Entscheidungsfindung in der geldpolitischen Sitzung
In der letzten geldpolitischen Sitzung stimmte das geldpolitische Komitee der Bank von Japan mit einer Mehrheit von 7 zu 2 für die Erhöhung des Zinssatzes. In einer Erklärung, die die Zentralbank herausgab, heißt es: „In der heutigen Sitzung beschloss das geldpolitische Komitee der Bank von Japan, den unbesicherten Nachtsatz bei etwa 1,25 Prozent zu belassen.“
Mehr lesen: Das Sultanat Oman und die Teilnahme an der Ausstellung عالم الأغذیة in Moskau
Risiken durch Entwicklungen im Nahen Osten
Die Bank von Japan wies auch auf die Risiken hin, die sich aus den Entwicklungen im Nahen Osten, der steigenden Nachfrage im Zusammenhang mit künstlicher Intelligenz und den Schwankungen der Wechselkurse ergeben. Diese Faktoren könnten die wirtschaftliche Aktivität und die Preise in Japan beeinflussen. In der Erklärung der Bank heißt es: „Während es verschiedene Risiken für das Basisszenario gibt, bleibt es wichtig, die Auswirkungen der Situation im Nahen Osten und die Entwicklungen der Wechselkurse auf die wirtschaftliche Aktivität und die Preise in Japan zu berücksichtigen.“
Die Bank von Japan hat seit 2004 schrittweise die Zinssätze erhöht, aber dies ist der höchste Stand seit 1995. Darüber hinaus erklärte die Bank, dass sie die Politik der Zinserhöhung und die Anpassung des geldpolitischen Rahmens fortsetzen werde, um auf Entwicklungen in der wirtschaftlichen Aktivität, den Preisen und den finanziellen Bedingungen zu reagieren.
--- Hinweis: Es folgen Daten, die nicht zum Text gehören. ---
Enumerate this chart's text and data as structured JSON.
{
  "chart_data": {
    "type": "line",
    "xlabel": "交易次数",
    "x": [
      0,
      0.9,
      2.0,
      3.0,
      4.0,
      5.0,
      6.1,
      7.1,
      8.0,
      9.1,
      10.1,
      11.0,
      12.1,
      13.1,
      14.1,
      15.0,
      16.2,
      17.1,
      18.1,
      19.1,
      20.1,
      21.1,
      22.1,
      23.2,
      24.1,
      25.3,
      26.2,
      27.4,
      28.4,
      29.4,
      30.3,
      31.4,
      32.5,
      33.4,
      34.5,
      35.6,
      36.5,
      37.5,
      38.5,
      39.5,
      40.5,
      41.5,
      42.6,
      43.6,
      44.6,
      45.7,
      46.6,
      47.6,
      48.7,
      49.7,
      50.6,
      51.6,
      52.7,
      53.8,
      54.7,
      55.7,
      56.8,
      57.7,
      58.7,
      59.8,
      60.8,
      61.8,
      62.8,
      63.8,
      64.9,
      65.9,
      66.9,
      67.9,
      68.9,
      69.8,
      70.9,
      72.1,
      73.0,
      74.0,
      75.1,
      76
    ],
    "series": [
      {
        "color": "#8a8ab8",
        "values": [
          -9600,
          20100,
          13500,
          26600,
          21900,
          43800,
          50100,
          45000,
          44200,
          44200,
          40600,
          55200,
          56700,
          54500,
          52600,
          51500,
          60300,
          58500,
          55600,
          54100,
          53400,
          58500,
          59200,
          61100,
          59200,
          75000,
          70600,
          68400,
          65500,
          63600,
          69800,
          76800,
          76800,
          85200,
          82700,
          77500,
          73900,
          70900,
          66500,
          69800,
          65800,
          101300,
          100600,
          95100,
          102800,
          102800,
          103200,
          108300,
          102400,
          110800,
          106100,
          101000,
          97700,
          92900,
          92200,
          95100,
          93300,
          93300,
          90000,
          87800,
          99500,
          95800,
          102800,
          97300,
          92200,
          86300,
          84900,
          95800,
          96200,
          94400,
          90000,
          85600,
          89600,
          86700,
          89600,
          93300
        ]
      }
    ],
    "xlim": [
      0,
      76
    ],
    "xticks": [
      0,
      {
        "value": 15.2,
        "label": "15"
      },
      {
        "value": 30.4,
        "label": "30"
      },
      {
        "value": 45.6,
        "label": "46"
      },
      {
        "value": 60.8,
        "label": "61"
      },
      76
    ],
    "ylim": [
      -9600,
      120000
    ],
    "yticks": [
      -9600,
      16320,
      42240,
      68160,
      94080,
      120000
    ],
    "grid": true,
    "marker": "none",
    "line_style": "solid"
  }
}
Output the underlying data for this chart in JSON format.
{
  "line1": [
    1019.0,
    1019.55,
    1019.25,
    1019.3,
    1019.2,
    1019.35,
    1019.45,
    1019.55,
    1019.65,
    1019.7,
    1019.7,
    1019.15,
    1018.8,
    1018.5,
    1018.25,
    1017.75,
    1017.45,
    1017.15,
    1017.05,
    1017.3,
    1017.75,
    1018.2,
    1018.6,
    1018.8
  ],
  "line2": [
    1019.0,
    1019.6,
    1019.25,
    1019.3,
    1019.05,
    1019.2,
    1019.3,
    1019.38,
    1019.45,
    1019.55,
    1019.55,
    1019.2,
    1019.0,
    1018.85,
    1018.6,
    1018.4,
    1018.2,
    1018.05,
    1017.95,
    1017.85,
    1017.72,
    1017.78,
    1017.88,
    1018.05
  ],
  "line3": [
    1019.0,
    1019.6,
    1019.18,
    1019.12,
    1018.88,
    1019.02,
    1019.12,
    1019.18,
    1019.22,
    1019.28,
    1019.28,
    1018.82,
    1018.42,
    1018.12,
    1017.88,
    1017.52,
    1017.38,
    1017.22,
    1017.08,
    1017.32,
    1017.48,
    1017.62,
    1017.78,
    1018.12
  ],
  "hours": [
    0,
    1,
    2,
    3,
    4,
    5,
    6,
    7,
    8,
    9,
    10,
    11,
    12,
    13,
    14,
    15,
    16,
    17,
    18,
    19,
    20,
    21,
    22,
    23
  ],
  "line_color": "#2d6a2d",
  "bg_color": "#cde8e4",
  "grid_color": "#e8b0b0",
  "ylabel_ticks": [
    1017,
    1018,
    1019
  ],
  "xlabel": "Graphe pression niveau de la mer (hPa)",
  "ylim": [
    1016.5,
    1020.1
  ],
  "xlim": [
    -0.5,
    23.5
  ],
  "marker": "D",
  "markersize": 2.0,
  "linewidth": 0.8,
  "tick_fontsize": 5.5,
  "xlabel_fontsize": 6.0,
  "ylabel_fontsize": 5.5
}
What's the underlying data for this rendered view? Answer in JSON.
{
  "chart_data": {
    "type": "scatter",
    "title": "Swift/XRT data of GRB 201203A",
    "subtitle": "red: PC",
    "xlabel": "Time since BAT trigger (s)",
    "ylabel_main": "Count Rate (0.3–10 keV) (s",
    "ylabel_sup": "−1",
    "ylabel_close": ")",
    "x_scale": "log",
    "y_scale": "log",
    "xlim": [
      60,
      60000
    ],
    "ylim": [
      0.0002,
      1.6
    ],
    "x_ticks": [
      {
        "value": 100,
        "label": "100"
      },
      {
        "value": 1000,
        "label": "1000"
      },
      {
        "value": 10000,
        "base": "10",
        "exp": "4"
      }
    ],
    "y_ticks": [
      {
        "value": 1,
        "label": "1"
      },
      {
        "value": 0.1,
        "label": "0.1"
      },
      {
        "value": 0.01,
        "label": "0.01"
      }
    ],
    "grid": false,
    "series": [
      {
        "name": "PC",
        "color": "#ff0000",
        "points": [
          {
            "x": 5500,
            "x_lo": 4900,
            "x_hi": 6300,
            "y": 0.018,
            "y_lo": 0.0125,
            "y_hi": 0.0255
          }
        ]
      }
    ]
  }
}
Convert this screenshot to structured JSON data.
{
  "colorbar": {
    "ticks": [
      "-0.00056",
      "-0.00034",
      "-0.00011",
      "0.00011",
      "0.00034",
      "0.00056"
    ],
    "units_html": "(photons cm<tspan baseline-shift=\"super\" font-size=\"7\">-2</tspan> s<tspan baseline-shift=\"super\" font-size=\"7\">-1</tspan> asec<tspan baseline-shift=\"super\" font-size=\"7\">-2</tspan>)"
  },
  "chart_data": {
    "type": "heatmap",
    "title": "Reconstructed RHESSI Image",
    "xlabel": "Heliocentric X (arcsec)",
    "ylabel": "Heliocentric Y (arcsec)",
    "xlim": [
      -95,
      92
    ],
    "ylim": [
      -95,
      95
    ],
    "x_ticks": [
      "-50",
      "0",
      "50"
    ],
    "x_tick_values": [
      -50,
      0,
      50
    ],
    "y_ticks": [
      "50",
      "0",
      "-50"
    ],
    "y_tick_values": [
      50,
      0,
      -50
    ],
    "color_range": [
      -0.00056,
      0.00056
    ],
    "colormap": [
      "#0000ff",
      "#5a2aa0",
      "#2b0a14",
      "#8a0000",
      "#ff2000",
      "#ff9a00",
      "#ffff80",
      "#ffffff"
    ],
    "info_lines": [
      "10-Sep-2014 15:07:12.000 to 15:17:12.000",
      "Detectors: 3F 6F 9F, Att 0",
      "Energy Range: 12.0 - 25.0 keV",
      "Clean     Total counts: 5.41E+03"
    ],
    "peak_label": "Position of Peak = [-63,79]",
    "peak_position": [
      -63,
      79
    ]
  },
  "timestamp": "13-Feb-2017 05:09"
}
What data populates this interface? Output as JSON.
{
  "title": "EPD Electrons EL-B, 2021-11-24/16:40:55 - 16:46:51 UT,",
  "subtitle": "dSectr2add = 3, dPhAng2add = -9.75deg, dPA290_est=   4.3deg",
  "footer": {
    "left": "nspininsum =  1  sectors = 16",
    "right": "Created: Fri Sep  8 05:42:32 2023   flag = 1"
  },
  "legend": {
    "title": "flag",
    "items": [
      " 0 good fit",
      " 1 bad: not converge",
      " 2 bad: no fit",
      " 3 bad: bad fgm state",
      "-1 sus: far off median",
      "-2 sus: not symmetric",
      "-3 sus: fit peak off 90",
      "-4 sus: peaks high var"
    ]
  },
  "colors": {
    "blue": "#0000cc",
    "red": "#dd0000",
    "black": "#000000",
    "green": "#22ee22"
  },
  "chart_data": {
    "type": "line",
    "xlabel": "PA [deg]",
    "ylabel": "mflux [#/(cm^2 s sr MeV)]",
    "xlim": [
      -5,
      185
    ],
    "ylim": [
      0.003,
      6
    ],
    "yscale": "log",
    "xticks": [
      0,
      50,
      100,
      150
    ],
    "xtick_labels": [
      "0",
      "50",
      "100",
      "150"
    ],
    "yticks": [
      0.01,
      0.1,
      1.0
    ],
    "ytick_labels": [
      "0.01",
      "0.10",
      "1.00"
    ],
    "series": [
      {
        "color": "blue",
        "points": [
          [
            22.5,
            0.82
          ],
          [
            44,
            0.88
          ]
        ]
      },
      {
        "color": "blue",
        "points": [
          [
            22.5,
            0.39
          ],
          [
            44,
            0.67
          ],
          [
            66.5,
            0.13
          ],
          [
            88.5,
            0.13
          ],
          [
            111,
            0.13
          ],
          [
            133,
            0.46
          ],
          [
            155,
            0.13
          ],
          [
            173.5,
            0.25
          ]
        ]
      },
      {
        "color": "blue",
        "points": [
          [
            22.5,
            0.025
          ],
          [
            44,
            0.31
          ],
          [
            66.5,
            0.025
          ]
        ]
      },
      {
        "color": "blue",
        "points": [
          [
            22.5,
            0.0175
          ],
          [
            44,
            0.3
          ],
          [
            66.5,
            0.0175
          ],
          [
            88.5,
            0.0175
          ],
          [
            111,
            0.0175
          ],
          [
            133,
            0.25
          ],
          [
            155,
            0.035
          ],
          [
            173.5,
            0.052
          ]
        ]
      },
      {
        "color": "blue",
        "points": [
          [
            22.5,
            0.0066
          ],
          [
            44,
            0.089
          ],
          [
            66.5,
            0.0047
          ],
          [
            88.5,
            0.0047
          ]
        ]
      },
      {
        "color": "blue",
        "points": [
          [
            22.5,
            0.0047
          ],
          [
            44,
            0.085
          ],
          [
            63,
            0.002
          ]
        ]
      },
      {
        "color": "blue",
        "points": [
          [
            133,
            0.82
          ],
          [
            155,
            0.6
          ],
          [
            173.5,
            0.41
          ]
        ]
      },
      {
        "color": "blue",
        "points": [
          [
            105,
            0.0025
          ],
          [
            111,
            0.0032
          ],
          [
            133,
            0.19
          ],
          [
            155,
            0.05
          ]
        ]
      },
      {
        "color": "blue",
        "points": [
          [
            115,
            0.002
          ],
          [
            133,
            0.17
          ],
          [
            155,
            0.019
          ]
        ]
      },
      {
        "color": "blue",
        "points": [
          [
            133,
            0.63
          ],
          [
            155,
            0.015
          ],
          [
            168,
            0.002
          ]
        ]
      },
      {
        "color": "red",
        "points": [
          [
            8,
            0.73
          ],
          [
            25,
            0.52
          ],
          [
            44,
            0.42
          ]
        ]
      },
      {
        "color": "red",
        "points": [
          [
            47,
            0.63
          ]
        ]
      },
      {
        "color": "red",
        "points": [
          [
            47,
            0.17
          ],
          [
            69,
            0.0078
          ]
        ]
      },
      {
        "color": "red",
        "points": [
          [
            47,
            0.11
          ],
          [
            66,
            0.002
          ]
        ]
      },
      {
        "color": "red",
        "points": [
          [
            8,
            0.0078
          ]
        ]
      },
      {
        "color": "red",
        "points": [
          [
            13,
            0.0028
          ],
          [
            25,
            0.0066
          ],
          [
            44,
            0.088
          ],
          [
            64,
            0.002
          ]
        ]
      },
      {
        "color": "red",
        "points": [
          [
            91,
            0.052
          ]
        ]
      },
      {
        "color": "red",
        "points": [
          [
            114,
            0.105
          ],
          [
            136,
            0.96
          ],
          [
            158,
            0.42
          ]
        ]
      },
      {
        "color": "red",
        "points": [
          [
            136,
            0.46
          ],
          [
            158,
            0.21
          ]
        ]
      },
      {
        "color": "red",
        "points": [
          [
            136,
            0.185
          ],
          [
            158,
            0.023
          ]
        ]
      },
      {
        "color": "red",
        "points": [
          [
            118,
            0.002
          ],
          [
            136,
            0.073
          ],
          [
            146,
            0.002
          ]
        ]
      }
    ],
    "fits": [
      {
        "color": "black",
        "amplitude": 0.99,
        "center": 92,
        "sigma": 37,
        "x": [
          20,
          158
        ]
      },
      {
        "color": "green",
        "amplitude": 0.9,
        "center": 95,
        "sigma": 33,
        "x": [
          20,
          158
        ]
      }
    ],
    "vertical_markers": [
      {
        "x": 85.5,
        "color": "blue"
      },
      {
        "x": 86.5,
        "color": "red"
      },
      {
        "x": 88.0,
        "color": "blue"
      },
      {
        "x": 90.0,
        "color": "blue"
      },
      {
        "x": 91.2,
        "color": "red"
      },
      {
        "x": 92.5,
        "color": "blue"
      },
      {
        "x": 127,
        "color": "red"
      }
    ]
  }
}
Die japanische Wirtschaft hat sich moderat erholt, obwohl einige Schwächen bestehen bleiben, die teilweise auf die Auswirkungen der Entwicklungen im Nahen Osten zurückzuführen sind. Die Bank von Japan warnte: „In Bezug auf die Kern-CPI-Inflation besteht das Risiko einer Abweichung nach oben über das Preisstabilitätsziel von 2 Prozent hinaus, angesichts verschiedener Faktoren, einschließlich der veränderten Unternehmensverhalten in Richtung Lohnerhöhungen und Preise sowie der steigenden Inflationserwartungen im mittelfristigen und langfristigen Bereich.“
Neben der Entscheidung über den geldpolitischen Zinssatz legte die Bank von Japan den Basiszinssatz für Kredite, die unter den anwendbaren ergänzenden Kreditfazilitäten stehen, auf 1,5 Prozent fest. Außerdem entschied sie, die Zinssätze für Finanzierungsoperationen zu überprüfen, um Finanzinstitute in betroffenen Gebieten zu unterstützen und Finanzierungsoperationen gegen kumulierte Sicherheiten zu ermöglichen.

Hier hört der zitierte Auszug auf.